Background: This purpose of this study is to compare the analgesic efficacy, occurrence of motor block and other side effects of 48 hr continuous postoperative epidural infusions with 0.125% ropivacaine with fentanyl or 0.15% ropivacaine with fentanyl. Methods: Forty patients undergoing Cesarean section were randomly allocated into two groups.
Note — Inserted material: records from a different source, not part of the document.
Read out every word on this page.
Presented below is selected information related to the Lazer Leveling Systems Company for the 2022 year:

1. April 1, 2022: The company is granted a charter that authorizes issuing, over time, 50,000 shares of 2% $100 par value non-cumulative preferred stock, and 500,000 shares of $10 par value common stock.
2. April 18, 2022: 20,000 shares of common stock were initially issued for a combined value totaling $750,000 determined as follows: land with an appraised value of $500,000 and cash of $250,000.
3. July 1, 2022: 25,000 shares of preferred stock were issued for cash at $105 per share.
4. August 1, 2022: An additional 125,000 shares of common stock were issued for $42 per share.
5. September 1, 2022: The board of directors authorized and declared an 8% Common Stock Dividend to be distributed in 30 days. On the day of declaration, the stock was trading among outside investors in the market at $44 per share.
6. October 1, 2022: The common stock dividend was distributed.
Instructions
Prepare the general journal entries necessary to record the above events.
Both groups received epidural injection of 2.0% lidocaine 19 ml and 0.75% ropivacaine 2-5 ml with fentanyl $50{\mu}g$ for 20 minutes before surgery. Following surgery, a continuous epidural infusion using a two- day infusor was given for 40 minutes for post-operative pain control. Group 1 (n = 20) then received 0.125% ropivacaine and 6 ug/ml of fentanyl at a rate of 2 ml/h. Group 2 (n = 20) received 0.15% ropivacaine and 6 ug/ml of fentanyl at the same rate. Visual analog scales (VAS) for pain during rest and movement, sensory change and motor blockade were assessed for 48 hr after surgery. Results: There were no significant differences in VAS for pain during rest or movement. The incidence of side effects was similar in both groups. Conclusions: Using 0.125% ropivacaine with fentanyl via an epidural route provided similar pain relief and side effects as 0.15% ropivacaine with fentanyl.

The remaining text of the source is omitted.